Problem sets and /un/polished lecture notes will be posted here.

This tutorial is meant as propaganda for the underrated notion of groupoid, and particulary for the fundamental groupoid of a space. Here’s what Grothendieck had to say about fundamental groupoids:

… people are accustomed to work with fundamental groups and generators and relations for these and stick to it, even in contexts when this is wholly inadequate, namely when you get a clear description by generators and relations only when working simultaneously with a whole bunch of base-points chosen with care - or equivalently working in the algebraic context of groupoids, rather than groups. Choosing paths for connecting the base points natural to the situation to one among them, and reducing the groupoid to a single group, will then hopelessly destroy the structure and inner symmetries of the situation, and result in a mess of generators and relations no one dares to write down, because everyone feels they won’t be of any use whatever, and just confuse the picture rather than clarify it. I have known such perplexity myself a long time ago, namely in Van Kampen type situations, whose only understandable formulation is in terms of (amalgamated sums of) groupoids.

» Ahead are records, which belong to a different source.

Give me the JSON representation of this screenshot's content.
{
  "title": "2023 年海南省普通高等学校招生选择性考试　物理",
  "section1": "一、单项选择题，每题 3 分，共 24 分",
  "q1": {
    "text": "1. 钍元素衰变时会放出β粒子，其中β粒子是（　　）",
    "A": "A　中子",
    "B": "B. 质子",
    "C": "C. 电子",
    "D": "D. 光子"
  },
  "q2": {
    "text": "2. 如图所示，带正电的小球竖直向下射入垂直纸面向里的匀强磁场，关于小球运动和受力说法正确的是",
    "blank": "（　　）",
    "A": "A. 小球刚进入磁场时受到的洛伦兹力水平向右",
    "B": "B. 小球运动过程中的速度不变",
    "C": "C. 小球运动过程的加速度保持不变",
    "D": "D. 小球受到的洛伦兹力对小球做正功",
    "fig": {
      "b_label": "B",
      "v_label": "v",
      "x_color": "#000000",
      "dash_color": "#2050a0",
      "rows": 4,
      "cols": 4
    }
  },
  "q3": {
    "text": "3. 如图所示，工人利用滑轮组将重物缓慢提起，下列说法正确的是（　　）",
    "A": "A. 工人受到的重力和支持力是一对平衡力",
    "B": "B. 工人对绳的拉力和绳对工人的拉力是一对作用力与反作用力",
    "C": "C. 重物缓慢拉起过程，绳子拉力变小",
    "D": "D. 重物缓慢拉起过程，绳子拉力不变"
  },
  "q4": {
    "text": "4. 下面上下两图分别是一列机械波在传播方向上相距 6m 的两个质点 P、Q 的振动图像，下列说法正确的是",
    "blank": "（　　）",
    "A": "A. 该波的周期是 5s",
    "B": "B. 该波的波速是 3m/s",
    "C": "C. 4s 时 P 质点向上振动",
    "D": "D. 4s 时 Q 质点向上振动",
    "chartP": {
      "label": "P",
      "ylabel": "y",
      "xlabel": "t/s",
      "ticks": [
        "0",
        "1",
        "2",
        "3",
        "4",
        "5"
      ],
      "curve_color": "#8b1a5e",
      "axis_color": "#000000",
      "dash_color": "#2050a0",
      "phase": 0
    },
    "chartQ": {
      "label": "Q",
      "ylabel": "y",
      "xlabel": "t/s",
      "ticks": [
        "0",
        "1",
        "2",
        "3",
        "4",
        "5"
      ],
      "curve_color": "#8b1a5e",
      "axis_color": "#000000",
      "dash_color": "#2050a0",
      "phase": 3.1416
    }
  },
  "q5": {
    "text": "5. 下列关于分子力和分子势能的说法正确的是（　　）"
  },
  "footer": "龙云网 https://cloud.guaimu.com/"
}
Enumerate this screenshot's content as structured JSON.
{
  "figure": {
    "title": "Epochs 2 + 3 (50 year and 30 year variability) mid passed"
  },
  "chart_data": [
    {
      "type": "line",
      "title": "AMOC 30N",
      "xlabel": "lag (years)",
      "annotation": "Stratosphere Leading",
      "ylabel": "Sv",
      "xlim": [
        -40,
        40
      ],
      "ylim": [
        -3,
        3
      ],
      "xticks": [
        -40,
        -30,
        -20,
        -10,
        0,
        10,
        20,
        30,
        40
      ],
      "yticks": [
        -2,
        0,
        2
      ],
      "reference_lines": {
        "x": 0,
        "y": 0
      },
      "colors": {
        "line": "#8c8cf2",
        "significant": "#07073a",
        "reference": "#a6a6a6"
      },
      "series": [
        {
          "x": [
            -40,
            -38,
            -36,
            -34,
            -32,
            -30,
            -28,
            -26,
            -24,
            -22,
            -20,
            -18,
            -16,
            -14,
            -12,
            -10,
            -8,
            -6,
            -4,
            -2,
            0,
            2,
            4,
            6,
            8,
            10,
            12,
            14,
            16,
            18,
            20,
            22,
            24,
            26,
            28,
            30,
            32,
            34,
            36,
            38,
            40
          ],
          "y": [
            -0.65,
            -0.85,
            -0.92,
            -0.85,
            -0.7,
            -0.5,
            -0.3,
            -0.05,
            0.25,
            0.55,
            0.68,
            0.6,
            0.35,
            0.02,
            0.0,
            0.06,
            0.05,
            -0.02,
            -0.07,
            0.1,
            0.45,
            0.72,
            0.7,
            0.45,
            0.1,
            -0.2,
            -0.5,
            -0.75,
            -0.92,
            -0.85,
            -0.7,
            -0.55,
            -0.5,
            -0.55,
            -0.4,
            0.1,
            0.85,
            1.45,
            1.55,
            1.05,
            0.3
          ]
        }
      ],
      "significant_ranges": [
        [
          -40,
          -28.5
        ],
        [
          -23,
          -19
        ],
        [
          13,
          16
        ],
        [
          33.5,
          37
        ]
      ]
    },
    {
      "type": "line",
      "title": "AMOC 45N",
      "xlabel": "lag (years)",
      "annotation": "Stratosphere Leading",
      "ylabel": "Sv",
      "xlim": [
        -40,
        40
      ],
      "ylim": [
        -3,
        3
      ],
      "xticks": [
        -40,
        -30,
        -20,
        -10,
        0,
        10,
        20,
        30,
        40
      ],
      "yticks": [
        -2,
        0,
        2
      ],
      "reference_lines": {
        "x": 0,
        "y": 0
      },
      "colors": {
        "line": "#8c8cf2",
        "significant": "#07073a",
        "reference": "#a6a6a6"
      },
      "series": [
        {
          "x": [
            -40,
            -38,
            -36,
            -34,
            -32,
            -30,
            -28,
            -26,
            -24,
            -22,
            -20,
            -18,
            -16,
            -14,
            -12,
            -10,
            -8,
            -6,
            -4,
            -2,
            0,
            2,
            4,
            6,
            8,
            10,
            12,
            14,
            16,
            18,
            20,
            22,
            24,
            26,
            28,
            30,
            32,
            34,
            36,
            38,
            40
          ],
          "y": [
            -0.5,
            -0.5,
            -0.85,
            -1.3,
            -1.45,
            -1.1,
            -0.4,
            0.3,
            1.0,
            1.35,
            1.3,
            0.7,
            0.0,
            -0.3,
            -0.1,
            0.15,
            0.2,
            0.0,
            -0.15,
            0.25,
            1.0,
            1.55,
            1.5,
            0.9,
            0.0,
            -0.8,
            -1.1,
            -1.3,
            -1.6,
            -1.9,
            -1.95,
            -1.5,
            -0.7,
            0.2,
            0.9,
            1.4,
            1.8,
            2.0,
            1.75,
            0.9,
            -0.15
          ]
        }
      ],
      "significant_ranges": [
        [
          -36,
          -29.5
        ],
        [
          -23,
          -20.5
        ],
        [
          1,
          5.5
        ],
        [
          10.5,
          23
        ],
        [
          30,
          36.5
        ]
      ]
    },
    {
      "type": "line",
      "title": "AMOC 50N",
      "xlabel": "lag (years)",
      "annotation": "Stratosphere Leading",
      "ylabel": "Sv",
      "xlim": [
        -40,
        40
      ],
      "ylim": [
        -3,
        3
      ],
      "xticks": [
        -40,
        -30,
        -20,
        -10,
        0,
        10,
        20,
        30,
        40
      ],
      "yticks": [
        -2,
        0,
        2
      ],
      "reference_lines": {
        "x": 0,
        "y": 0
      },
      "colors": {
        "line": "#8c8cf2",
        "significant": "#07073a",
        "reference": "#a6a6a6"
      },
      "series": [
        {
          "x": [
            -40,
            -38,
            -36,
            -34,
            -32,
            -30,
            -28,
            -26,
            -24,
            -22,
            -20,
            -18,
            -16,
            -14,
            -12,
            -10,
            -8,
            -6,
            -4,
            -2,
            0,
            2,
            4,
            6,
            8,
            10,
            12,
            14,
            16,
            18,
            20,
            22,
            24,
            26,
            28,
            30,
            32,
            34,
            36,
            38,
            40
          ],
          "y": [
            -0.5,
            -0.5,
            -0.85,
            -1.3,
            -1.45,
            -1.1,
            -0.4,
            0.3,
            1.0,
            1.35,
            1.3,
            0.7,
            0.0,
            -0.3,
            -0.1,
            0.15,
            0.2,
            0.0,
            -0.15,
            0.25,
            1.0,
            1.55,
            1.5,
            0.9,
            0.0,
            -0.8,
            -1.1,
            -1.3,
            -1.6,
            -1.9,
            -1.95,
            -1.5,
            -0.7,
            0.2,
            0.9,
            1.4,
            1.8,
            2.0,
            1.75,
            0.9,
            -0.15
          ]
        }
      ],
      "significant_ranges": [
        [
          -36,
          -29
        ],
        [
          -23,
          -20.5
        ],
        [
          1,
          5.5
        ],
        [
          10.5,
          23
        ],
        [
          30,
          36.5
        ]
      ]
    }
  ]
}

Most of what we’ll cover can be found in Ronald Brown’s textbook Topology and Groupoids. For more information about it, visit its website.

We will focus on the fundamental gropoid of a topological space. The main topics we will discuss are:

• A van Kampen theorem for fundamental groupoids.
• The theory of covering spaces.
• The Jordan curve theorem.
• The fundamental groupoid of the orbit space of a group action.

This list can be adjusted depending on time and participants’ interests.

From basic point set topology: topological spaces, paths, connectedness, compactness, etc. Really, if you know what continuous functions between subsets of \(\mathbb{R}^n\) are, you’ll probably be able to follow with a little effort.

From category theory: just familiarity with basic definitions, and even that is not necessary as we will cover all the stuff we need.

Groupoids are used in many fields of mathematics beyond topology, so there is probably some groupoid-related topic for every taste. Here is a brief list, more details about these topics can be found on this page:

In topology:

• Groupoids model homotopy 1-types.
• Higher groupoids and van Kampen type theorems for them.

A small sample of groupoid-related topics in other fields of mathematics:

• Joyal’s theory of combinatorial species. (Or, more generally, Baez and Dolan’s theory of Stuff Types.)
• Groupoidification, a way to do linear algebra with groupoids instead of vector spaces.
• Applying groupoids to group theory.
• The algebra of groupoids themselves.
• Lie groupoids.
• Convolution algebras of groupoids.

Ronald Brown has a useful webpage on groupoids. It is mostly about groupoids in topology, but does have links to two survey papers: From groups to groupoids by Brown himself, and Groupoids: relating internal and external symmetry by Alan Weinstein. The references in those two papers are extensive and could be useful to find more about uses of groupoids in your favorite area of mathematics.